The role of satirists in undermining propaganda and challenging those in power has never been more important than it is in society today. These were the views of some of Africa’s emerging young satirists speaking at the Reimagining Public Opinion and Satire session of the Urban Festival 2020.
Stephen Horn’s Politically Aweh, is a self-funded, volunteer-run platform made up of a collective of professionals producing videos which sum up key news stories in a satirical report format.
The content is what he calls ‘spicy’ — a combination of satire, humour, and reporting the facts. He said The Politically Aweh YouTube channel boasts more than 10,000 subscribers and is a testament to the growing appetite for satire in South Africa.
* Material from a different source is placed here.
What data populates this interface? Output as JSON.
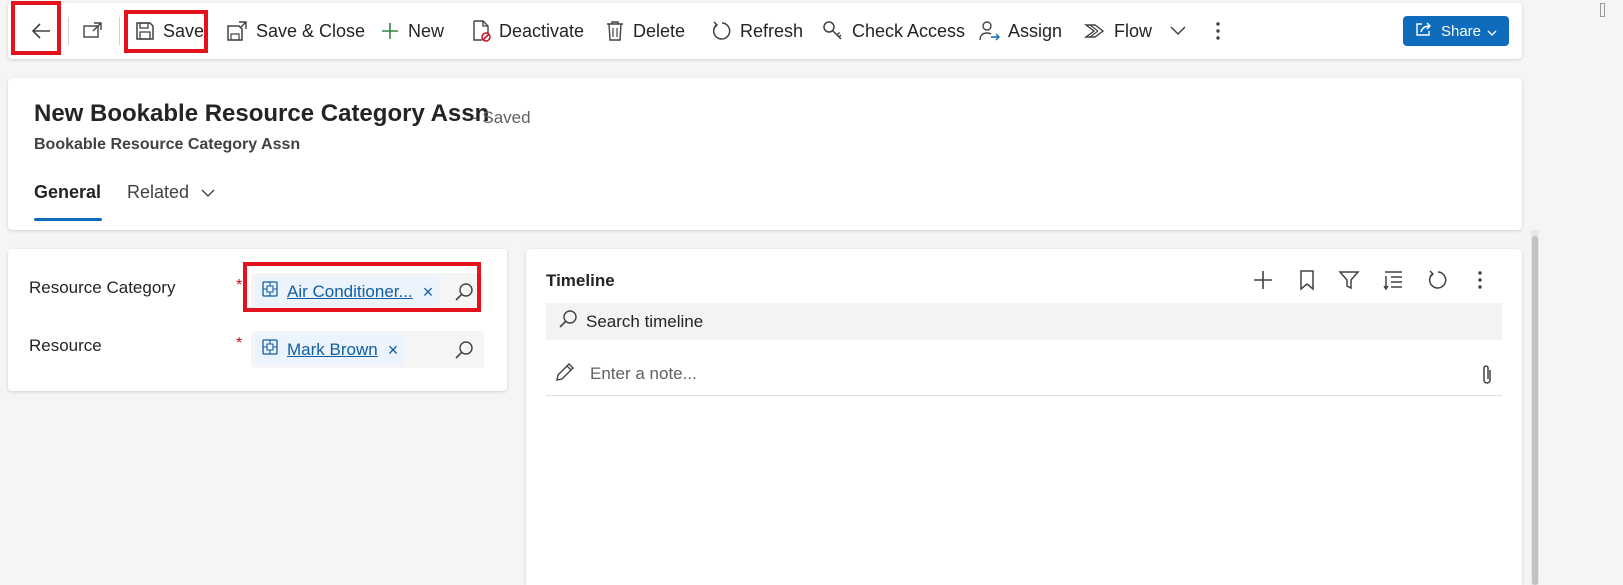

Horn was inspired by Europe and in particular France, which has a “politically aware satirical viewership” and he aims to be part of this growth in South Africa, taking advantage of the current political climate.
Horn and comedian Tyson Ngubeni, who is a contributor to Politically Aweh, were part of the Jamlab Accelerator Programme, which played an integral role in helping them build and create a strategy for the sustainability of the organisation.
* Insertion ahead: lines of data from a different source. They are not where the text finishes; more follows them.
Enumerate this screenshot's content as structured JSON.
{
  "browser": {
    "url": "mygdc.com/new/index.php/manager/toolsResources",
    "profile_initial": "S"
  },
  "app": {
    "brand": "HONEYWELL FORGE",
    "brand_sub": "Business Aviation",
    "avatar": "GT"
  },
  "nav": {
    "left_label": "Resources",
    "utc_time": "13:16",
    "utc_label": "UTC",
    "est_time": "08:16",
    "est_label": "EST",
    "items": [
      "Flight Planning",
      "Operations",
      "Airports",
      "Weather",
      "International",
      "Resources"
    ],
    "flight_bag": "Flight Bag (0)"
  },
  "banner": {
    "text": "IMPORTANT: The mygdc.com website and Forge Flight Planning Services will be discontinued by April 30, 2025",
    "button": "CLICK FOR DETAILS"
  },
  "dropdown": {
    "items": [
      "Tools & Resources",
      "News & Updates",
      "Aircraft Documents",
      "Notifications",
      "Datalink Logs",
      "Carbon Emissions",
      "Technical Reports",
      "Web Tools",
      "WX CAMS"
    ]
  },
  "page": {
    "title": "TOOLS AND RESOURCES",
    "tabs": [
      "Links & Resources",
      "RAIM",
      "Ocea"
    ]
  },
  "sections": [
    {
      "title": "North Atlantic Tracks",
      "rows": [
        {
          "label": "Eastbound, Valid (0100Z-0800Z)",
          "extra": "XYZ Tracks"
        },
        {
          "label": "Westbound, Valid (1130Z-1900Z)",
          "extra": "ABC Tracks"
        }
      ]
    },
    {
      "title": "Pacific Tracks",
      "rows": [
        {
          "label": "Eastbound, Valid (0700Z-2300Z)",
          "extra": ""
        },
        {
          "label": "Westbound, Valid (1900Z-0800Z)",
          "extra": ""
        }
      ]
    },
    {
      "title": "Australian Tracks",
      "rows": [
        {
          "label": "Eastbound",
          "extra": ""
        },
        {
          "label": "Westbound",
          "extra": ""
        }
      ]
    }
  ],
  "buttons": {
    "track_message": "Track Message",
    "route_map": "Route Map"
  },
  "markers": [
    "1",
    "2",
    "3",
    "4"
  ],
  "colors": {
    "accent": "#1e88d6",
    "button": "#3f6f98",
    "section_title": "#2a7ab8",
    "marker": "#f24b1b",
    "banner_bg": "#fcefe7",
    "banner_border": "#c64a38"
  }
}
Tanzanian cartoonist Masoud Kipanya fashions himself as a protagonist for truth and a catalyst for change. With over 2-million followers on social media, he is one of the most outspoken satirists in his country, something which has led to him being seen by the ruling government as a tool for the opposition.
“Being a cartoonist is more about how you think than how you draw”
His career began in 1989 when Tanzania was a single-party state and all the country’s broadcasters belonged to the government which meant political commentary simply “glorified the system”. He went on to launch a weekly tabloid featuring only political cartoons, adding that being a cartoonist is more about how you think than how you draw.
He said his cartoons were meant to spark conversations and move people to take charge of their lives by speaking out against injustice. “My cartoons are a reminder to the youth,” he said. “Politics can turn a generation from good to bad.”
Zimbabwe’s Magamba TV uses satire to speak truth to power as well as to laugh at power and the incredulity of what is happening in the country. “It’s comic relief packaged in a way that everyday Zimbabweans can relate to,” said satirist Tafadzwa Tseisi.
Zimbabwe’s youth are disillusioned and Magamba TV is a form of creative activism to expose the truth and a tool to fight state propaganda. Building the platform had not come without challenges, and Tseisi revealed how the organisation had been raided, their equipment seized, and how they had been arrested on baseless charges. But it has been worth the risk, he said.
The organisation is now focused on building a school of satire and wants to focus on becoming the launch pad of prominent female satirists.